Realizado em Uberaba, Minas Gerais, de 7 a 9 de setembro de 1979
Reunidos, em Uberaba, negros brasileiros e entidades representa­das em Congresso Nacional, resolvem editar a carta de posiciona­mento político:
1. Considerando que os descendentes de afro-brasileiros, atra­vés do tempo, aprenderam a tolerar e transformar pacificamente to­dos os atos de violência oriundos de outras etnias;
2. Considerando que ministrado e dirigido à coisa pública e os bens da Nação e os negócios exteriores culturais e sócio-econômi­cos pelas etnias europeizantes, em decorrência da colonização;
3. Considerando que o Brasil sendo um país de grande ex­tensão territorial e só a pequena minoria europeizante é que dela participa e desfruta em forma substancial dos frutos do solo e do subsolo, enquanto os descendentes de afros e indígenas não par­ticipam em igual teor;
4. Considerando que os negros foram capazes de constituir o Brasil pela sua capacidade interior, projetando para o exterior, em forma de trabalho, canalizar em energia os vários estágios de rique­zas financeiras e econômicas e que a minoria europeizante desfrutou e desfruta até hoje,
Resolve:
Os negros brasileiros, à Carta de Uberaba apresentam como so­lução à Nação as seguintes sugestões:
a) Participação efetiva na política em nível municipal, estadual e federal;
b) Iingresso e filiação nos partidos políticos que mais afinem com as necessidades ideológicas
(do negro);
c) Ocupação de todo espaço vazio que a Nação dispõe.
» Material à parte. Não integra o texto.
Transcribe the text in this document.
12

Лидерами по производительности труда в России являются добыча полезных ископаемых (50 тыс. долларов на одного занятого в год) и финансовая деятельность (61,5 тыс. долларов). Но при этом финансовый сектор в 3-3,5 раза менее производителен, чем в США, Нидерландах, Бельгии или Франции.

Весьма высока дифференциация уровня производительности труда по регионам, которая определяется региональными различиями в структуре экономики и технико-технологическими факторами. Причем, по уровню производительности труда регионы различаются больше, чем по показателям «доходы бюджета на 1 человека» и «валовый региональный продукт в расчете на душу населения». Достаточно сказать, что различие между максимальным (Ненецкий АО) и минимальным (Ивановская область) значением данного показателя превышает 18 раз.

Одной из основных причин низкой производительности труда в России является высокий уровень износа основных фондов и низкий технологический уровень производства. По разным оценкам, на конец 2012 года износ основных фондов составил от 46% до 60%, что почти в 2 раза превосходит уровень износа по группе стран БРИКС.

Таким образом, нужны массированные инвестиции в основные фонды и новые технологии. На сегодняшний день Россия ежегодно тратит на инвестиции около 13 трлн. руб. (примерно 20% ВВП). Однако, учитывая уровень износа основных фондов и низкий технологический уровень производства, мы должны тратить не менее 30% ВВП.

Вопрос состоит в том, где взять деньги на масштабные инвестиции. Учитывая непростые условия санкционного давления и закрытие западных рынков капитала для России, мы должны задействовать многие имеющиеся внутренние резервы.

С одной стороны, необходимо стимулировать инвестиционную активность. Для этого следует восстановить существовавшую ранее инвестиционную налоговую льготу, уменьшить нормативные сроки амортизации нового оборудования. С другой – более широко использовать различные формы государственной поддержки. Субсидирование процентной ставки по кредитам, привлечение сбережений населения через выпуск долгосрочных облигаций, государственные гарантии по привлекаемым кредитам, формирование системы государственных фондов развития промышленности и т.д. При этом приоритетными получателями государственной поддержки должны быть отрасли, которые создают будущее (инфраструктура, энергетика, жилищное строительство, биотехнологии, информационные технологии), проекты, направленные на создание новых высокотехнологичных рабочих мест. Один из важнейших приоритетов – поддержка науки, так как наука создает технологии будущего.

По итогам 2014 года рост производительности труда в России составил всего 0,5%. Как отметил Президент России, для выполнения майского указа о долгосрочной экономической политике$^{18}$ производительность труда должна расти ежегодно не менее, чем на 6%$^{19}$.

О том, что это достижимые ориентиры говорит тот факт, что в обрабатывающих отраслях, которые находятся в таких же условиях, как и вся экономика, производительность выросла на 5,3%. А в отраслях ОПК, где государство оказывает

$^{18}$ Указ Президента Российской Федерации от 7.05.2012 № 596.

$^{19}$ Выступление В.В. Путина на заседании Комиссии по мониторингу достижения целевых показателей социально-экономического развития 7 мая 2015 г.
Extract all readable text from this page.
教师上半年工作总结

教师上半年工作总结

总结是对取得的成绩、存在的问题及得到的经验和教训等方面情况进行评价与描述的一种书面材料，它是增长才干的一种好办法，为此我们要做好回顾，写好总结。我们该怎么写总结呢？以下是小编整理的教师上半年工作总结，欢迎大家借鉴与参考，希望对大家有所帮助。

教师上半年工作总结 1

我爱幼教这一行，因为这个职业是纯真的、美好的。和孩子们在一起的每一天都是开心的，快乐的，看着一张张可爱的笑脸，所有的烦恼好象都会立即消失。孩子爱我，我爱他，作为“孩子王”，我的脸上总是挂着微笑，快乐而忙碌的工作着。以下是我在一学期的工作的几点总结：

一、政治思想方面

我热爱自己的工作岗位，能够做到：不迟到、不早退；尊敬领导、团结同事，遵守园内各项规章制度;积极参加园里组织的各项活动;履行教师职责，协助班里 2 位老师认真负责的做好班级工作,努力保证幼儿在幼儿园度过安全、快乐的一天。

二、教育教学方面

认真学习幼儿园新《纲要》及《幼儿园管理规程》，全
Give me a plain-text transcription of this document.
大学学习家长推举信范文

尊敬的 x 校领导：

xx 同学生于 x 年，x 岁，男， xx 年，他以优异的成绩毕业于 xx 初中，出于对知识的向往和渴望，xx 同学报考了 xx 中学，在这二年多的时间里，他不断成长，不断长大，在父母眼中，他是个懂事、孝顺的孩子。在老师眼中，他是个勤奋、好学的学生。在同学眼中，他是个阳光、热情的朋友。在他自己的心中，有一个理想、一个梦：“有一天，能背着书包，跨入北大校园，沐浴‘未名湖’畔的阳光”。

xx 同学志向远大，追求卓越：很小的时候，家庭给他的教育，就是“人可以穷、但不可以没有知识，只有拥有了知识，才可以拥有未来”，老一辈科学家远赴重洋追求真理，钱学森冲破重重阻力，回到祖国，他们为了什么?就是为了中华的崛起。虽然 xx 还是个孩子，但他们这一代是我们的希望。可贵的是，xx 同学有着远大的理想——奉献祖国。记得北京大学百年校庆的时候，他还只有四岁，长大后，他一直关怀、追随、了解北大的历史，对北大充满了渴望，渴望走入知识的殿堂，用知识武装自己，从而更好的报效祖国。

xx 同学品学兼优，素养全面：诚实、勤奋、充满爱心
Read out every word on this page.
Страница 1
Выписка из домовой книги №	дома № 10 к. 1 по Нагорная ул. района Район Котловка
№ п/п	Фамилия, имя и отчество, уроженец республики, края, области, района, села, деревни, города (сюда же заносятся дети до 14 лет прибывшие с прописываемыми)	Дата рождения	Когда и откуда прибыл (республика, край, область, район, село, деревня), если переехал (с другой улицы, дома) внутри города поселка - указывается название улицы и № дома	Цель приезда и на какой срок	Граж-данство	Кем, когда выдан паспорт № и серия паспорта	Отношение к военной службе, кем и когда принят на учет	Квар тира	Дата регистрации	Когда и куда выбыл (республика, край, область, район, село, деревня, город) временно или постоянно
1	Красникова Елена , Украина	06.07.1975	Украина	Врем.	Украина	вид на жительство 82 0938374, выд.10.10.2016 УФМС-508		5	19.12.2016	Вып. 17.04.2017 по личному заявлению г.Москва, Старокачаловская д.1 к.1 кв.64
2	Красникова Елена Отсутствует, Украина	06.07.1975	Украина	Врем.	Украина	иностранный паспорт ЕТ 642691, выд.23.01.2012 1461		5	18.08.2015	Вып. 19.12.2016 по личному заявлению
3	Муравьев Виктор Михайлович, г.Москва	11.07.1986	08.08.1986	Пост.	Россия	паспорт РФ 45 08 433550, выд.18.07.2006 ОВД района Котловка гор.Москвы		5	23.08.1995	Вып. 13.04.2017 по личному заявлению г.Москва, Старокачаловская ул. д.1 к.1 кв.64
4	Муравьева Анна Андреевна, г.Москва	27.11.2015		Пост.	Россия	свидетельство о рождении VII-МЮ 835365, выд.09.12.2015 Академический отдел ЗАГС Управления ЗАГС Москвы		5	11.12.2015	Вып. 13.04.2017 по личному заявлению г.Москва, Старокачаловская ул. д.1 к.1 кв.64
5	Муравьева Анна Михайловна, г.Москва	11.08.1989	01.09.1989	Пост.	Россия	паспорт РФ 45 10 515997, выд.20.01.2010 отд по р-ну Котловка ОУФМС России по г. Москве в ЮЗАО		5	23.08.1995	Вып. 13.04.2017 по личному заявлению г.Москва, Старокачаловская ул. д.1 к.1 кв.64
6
Ressalte-se a necessidade de integração no processo social dos trabalhadores rurais, dos camponeses, cuja legislação até hoje não foi compreendida (vide Estatuto do Trabalhador Rural, agora in­tegrado na CLT, bem como o cumprimento do Estatuto da Terra);
f) Integração nos órgãos de divulgação: imprensa, rádio, tele­visão· e editoras;
g) Dinamização de todo o acervo cultural passado e presente, em forma conjunta, a fim de canalizar todas as forças vitais de que dispõem: a música, o teatro, o cinema, pintura, escultura e manifes­tações de folclore de um modo geral;
h) Política habitacional: desenvolver e ampliar a mentalidade cooperativista, tanto em mutirões, quanto na forma de participação associativa;
i) Política de saúde: esporte, prevenção, higiene;
i) Política alimentícia, sendo cooperativista dos produtores e dos trabalhadores;
1) Eleições livres e diretas pelo voto secreto de Prefeito, Gover­nador e Presidente da República; de Vereador a Deputado Estadual, Federal e Senador. A supressão das eleições entendemos como for­ma de racismo e escravagismo.